Kate Brown, an assistant professor of history at the University of Maryland-Baltimore County, tells in the Chronicle of Higher Education how she came to visit Chernobyl in June 2004 after reading a blog that turned out to provide a bogus account of life there now.

Brown writes: "I had come to the Zone because I had seen a Web site (http://www.kiddofspeed.com/chapter1.html) by a certain elusive "Elena." Elena owned a motorcycle, a 147-horsepower viridescent Kawasaki Ninja. She had dark eyes and black hair. She wore her leather biking jacket like a handmade Italian glove, and her voluptuous hips rode high on the racing bike. Elena's father had been a nuclear scientist at the Chernobyl Nuclear Power Plant, and he still worked there in the cleanup.
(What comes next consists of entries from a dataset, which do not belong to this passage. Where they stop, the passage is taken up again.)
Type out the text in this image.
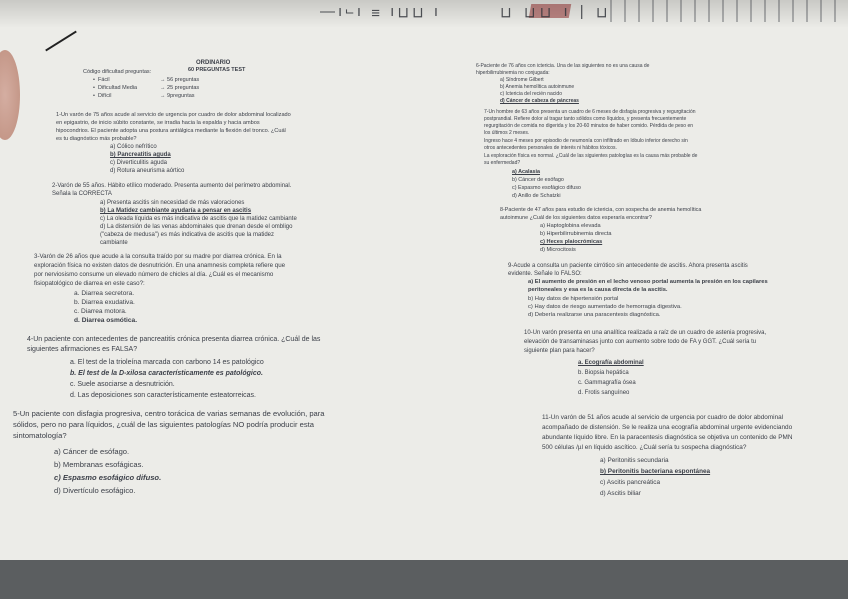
—ı⌐ı ≡ ı⊓⊓ ı	⊓ ⊓⊓ ı | ⊓
ORDINARIO
60 PREGUNTAS TEST
Código dificultad preguntas:
•  Fácil	→ 56 preguntas
•  Dificultad Media	→ 25 preguntas
•  Difícil	→ 9preguntas
1-Un varón de 75 años acude al servicio de urgencia por cuadro de dolor abdominal localizado
en epigastrio, de inicio súbito constante, se irradia hacia la espalda y hacia ambos
hipocondrios. El paciente adopta una postura antiálgica mediante la flexión del tronco. ¿Cuál
es tu diagnóstico más probable?
a) Cólico nefrítico
b) Pancreatitis aguda
c) Diverticulitis aguda
d) Rotura aneurisma aórtico
2-Varón de 55 años. Hábito etílico moderado. Presenta aumento del perímetro abdominal.
Señala la CORRECTA
a) Presenta ascitis sin necesidad de más valoraciones
b) La Matidez cambiante ayudaría a pensar en ascitis
c) La oleada líquida es más indicativa de ascitis que la matidez cambiante
d) La distensión de las venas abdominales que drenan desde el ombligo
("cabeza de medusa") es más indicativa de ascitis que la matidez
cambiante
3-Varón de 26 años que acude a la consulta traído por su madre por diarrea crónica. En la
exploración física no existen datos de desnutrición. En una anamnesis completa refiere que
por nerviosismo consume un elevado número de chicles al día. ¿Cuál es el mecanismo
fisiopatológico de diarrea en este caso?:
a. Diarrea secretora.
b. Diarrea exudativa.
c. Diarrea motora.
d. Diarrea osmótica.
4-Un paciente con antecedentes de pancreatitis crónica presenta diarrea crónica. ¿Cuál de las
siguientes afirmaciones es FALSA?
a. El test de la trioleína marcada con carbono 14 es patológico
b. El test de la D-xilosa característicamente es patológico.
c. Suele asociarse a desnutrición.
d. Las deposiciones son característicamente esteatorreicas.
5-Un paciente con disfagia progresiva, centro torácica de varias semanas de evolución, para
sólidos, pero no para líquidos, ¿cuál de las siguientes patologías NO podría producir esta
sintomatología?
a) Cáncer de esófago.
b) Membranas esofágicas.
c) Espasmo esofágico difuso.
d) Divertículo esofágico.
6-Paciente de 76 años con ictericia. Una de las siguientes no es una causa de
hiperbilirrubinemia no conjugada:
a) Síndrome Gilbert
b) Anemia hemolítica autoinmune
c) Ictericia del recién nacido
d) Cáncer de cabeza de páncreas
7-Un hombre de 63 años presenta un cuadro de 6 meses de disfagia progresiva y regurgitación
postprandial. Refiere dolor al tragar tanto sólidos como líquidos, y presenta frecuentemente
regurgitación de comida no digerida y los 20-60 minutos de haber comido. Pérdida de peso en
los últimos 2 meses.
Ingreso hace 4 meses por episodio de neumonía con infiltrado en lóbulo inferior derecho sin
otros antecedentes personales de interés ni hábitos tóxicos.
La exploración física es normal. ¿Cuál de las siguientes patologías es la causa más probable de
su enfermedad?
a) Acalasia
b) Cáncer de esófago
c) Espasmo esofágico difuso
d) Anillo de Schatzki
8-Paciente de 47 años para estudio de ictericia, con sospecha de anemia hemolítica
autoinmune ¿Cuál de los siguientes datos esperaría encontrar?
a) Haptoglobina elevada
b) Hiperbilirrubinemia directa
c) Heces plaiocrómicas
d) Microcitosis
9-Acude a consulta un paciente cirrótico sin antecedente de ascitis. Ahora presenta ascitis
evidente. Señale lo FALSO:
a) El aumento de presión en el lecho venoso portal aumenta la presión en los capilares
peritoneales y esa es la causa directa de la ascitis.
b) Hay datos de hipertensión portal
c) Hay datos de riesgo aumentado de hemorragia digestiva.
d) Debería realizarse una paracentesis diagnóstica.
10-Un varón presenta en una analítica realizada a raíz de un cuadro de astenia progresiva,
elevación de transaminasas junto con aumento sobre todo de FA y GGT. ¿Cuál sería tu
siguiente plan para hacer?
a. Ecografía abdominal
b. Biopsia hepática
c. Gammagrafía ósea
d. Frotis sanguíneo
11-Un varón de 51 años acude al servicio de urgencia por cuadro de dolor abdominal
acompañado de distensión. Se le realiza una ecografía abdominal urgente evidenciando
abundante líquido libre. En la paracentesis diagnóstica se objetiva un contenido de PMN
500 células /µl en líquido ascítico. ¿Cuál sería tu sospecha diagnóstica?
a) Peritonitis secundaria
b) Peritonitis bacteriana espontánea
c) Ascitis pancreática
d) Ascitis biliar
Thanks to Daddy, Elena had a special pass to enter the Zone whenever she wanted. ... Within a few months of being posted in February 2004, Elena's site had drawn millions of visitors. From the chat rooms that cropped up, it became clear that many of the visitors were men across the globe, taken up in the fantasy of a hot babe, on a hot bike, in a hot zone.
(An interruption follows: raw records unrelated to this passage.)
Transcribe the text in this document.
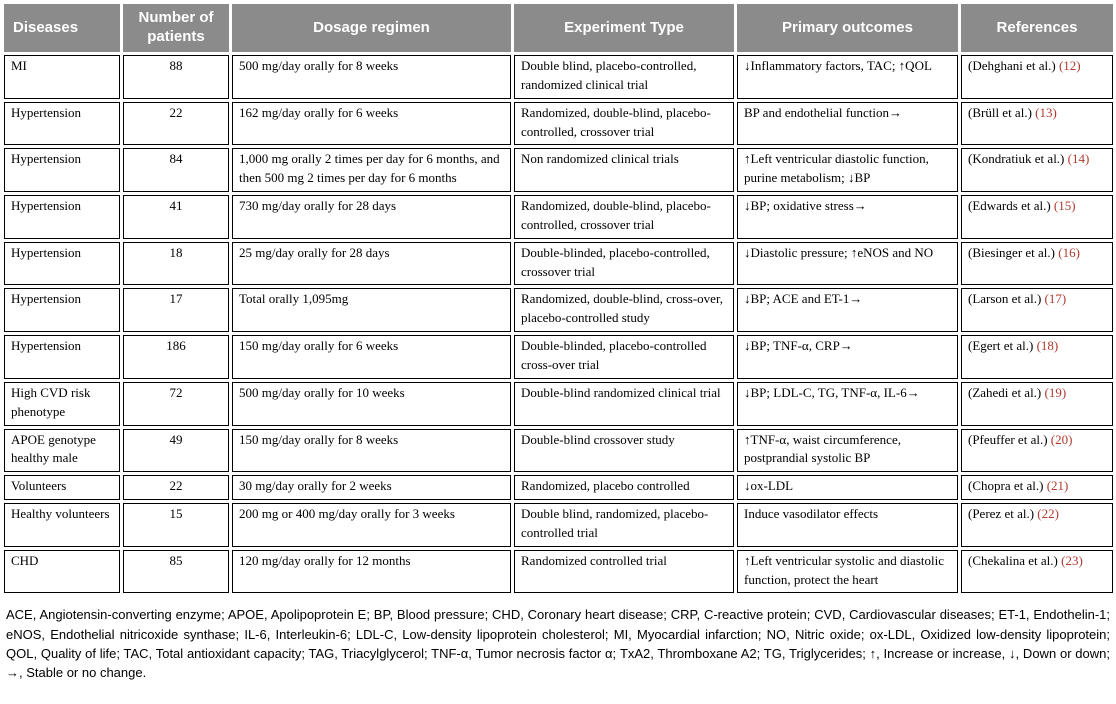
Diseases	Number of patients	Dosage regimen	Experiment Type	Primary outcomes	References
MI	88	500 mg/day orally for 8 weeks	Double blind, placebo-controlled, randomized clinical trial	↓Inflammatory factors, TAC; ↑QOL	(Dehghani et al.) (12)
Hypertension	22	162 mg/day orally for 6 weeks	Randomized, double-blind, placebo-controlled, crossover trial	BP and endothelial function→	(Brüll et al.) (13)
Hypertension	84	1,000 mg orally 2 times per day for 6 months, and then 500 mg 2 times per day for 6 months	Non randomized clinical trials	↑Left ventricular diastolic function, purine metabolism; ↓BP	(Kondratiuk et al.) (14)
Hypertension	41	730 mg/day orally for 28 days	Randomized, double-blind, placebo-controlled, crossover trial	↓BP; oxidative stress→	(Edwards et al.) (15)
Hypertension	18	25 mg/day orally for 28 days	Double-blinded, placebo-controlled, crossover trial	↓Diastolic pressure; ↑eNOS and NO	(Biesinger et al.) (16)
Hypertension	17	Total orally 1,095mg	Randomized, double-blind, cross-over, placebo-controlled study	↓BP; ACE and ET-1→	(Larson et al.) (17)
Hypertension	186	150 mg/day orally for 6 weeks	Double-blinded, placebo-controlled cross-over trial	↓BP; TNF-α, CRP→	(Egert et al.) (18)
High CVD risk phenotype	72	500 mg/day orally for 10 weeks	Double-blind randomized clinical trial	↓BP; LDL-C, TG, TNF-α, IL-6→	(Zahedi et al.) (19)
APOE genotype healthy male	49	150 mg/day orally for 8 weeks	Double-blind crossover study	↑TNF-α, waist circumference, postprandial systolic BP	(Pfeuffer et al.) (20)
Volunteers	22	30 mg/day orally for 2 weeks	Randomized, placebo controlled	↓ox-LDL	(Chopra et al.) (21)
Healthy volunteers	15	200 mg or 400 mg/day orally for 3 weeks	Double blind, randomized, placebo-controlled trial	Induce vasodilator effects	(Perez et al.) (22)
CHD	85	120 mg/day orally for 12 months	Randomized controlled trial	↑Left ventricular systolic and diastolic function, protect the heart	(Chekalina et al.) (23)
ACE, Angiotensin-converting enzyme; APOE, Apolipoprotein E; BP, Blood pressure; CHD, Coronary heart disease; CRP, C-reactive protein; CVD, Cardiovascular diseases; ET-1, Endothelin-1; eNOS, Endothelial nitricoxide synthase; IL-6, Interleukin-6; LDL-C, Low-density lipoprotein cholesterol; MI, Myocardial infarction; NO, Nitric oxide; ox-LDL, Oxidized low-density lipoprotein; QOL, Quality of life; TAC, Total antioxidant capacity; TAG, Triacylglycerol; TNF-α, Tumor necrosis factor α; TxA2, Thromboxane A2; TG, Triglycerides; ↑, Increase or increase, ↓, Down or down; →, Stable or no change.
"I had a different fantasy, one less seductive. I had hopes of recovering history that had been forgotten in a place that time had left behind. As Elena rode, she stopped in abandoned villages and in the vacated modernist city of Pripyat and snapped photos. Her Web site was mostly about the photos: haunting shots narrating lives suspended the moment the roof of the reactor buckled and sent forth -- invisibly, impossibly, inevitably -- the toxin most feared in our nuclear age....
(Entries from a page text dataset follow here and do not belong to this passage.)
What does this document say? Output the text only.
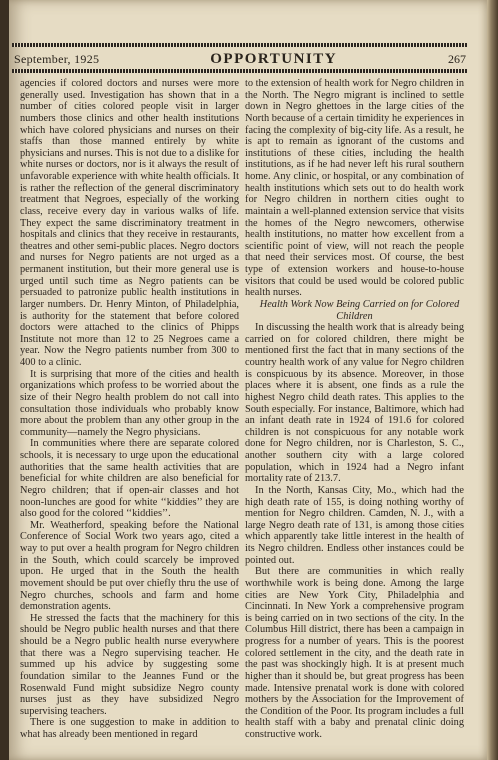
September, 1925	OPPORTUNITY	267

agencies if colored doctors and nurses were more generally used. Investigation has shown that in a number of cities colored people visit in larger numbers those clinics and other health institutions which have colored physicians and nurses on their staffs than those manned entirely by white physicians and nurses. This is not due to a dislike for white nurses or doctors, nor is it always the result of unfavorable experience with white health officials. It is rather the reflection of the general discriminatory treatment that Negroes, especially of the working class, receive every day in various walks of life. They expect the same discriminatory treatment in hospitals and clinics that they receive in restaurants, theatres and other semi-public places. Negro doctors and nurses for Negro patients are not urged as a permanent institution, but their more general use is urged until such time as Negro patients can be persuaded to patronize public health institutions in larger numbers. Dr. Henry Minton, of Philadelphia, is authority for the statement that before colored doctors were attached to the clinics of Phipps Institute not more than 12 to 25 Negroes came a year. Now the Negro patients number from 300 to 400 to a clinic.

It is surprising that more of the cities and health organizations which profess to be worried about the size of their Negro health problem do not call into consultation those individuals who probably know more about the problem than any other group in the community—namely the Negro physicians.

In communities where there are separate colored schools, it is necessary to urge upon the educational authorities that the same health activities that are beneficial for white children are also beneficial for Negro children; that if open-air classes and hot noon-lunches are good for white ‘‘kiddies’’ they are also good for the colored ‘‘kiddies’’.

Mr. Weatherford, speaking before the National Conference of Social Work two years ago, cited a way to put over a health program for Negro children in the South, which could scarcely be improved upon. He urged that in the South the health movement should be put over chiefly thru the use of Negro churches, schools and farm and home demonstration agents.

He stressed the facts that the machinery for this should be Negro public health nurses and that there should be a Negro public health nurse everywhere that there was a Negro supervising teacher. He summed up his advice by suggesting some foundation similar to the Jeannes Fund or the Rosenwald Fund might subsidize Negro county nurses just as they have subsidized Negro supervising teachers.

There is one suggestion to make in addition to what has already been mentioned in regard

to the extension of health work for Negro children in the North. The Negro migrant is inclined to settle down in Negro ghettoes in the large cities of the North because of a certain timidity he experiences in facing the complexity of big-city life. As a result, he is apt to remain as ignorant of the customs and institutions of these cities, including the health institutions, as if he had never left his rural southern home. Any clinic, or hospital, or any combination of health institutions which sets out to do health work for Negro children in northern cities ought to maintain a well-planned extension service that visits the homes of the Negro newcomers, otherwise health institutions, no matter how excellent from a scientific point of view, will not reach the people that need their services most. Of course, the best type of extension workers and house-to-house visitors that could be used would be colored public health nurses.

Health Work Now Being Carried on for Colored Children

In discussing the health work that is already being carried on for colored children, there might be mentioned first the fact that in many sections of the country health work of any value for Negro children is conspicuous by its absence. Moreover, in those places where it is absent, one finds as a rule the highest Negro child death rates. This applies to the South especially. For instance, Baltimore, which had an infant death rate in 1924 of 191.6 for colored children is not conspicuous for any notable work done for Negro children, nor is Charleston, S. C., another southern city with a large colored population, which in 1924 had a Negro infant mortality rate of 213.7.

In the North, Kansas City, Mo., which had the high death rate of 155, is doing nothing worthy of mention for Negro children. Camden, N. J., with a large Negro death rate of 131, is among those cities which apparently take little interest in the health of its Negro children. Endless other instances could be pointed out.

But there are communities in which really worthwhile work is being done. Among the large cities are New York City, Philadelphia and Cincinnati. In New York a comprehensive program is being carried on in two sections of the city. In the Columbus Hill district, there has been a campaign in progress for a number of years. This is the poorest colored settlement in the city, and the death rate in the past was shockingly high. It is at present much higher than it should be, but great progress has been made. Intensive prenatal work is done with colored mothers by the Association for the Improvement of the Condition of the Poor. Its program includes a full health staff with a baby and prenatal clinic doing constructive work.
"I immediately started making plans to go to the Zone. For a historian of the Soviet Union, few sites could be more compelling than this, the world's largest time capsule, frozen at a critical moment -- just before Mikhail Gorbachev experimented Soviet society into extinction. Now, 19 years later, nothing is the same: The Zone is in an independent Ukraine, on the edge of a recently reconstituted Europe, struggling with a global capitalist economy that no longer produces the household appliances, canned goods, and Communist Party tracts that had contained and sustained the lives of the departed inhabitants of the ex-republic of the former empire. I wanted to find out, by sifting through the abandoned homes, whether people knew their empire was about to crumble. I wanted to recapture stories that had been forgotten, along with the household articles, in the haste to get away.

"The problem was that my fantasy, like those of the millions of men hunkered over their computer screens, was just that. Elena's Web persona was a fake. When Elena first posted the site, she had never been to the Zone. She scanned in photos from coffee-table books on the accident, made up a narrative, and published it."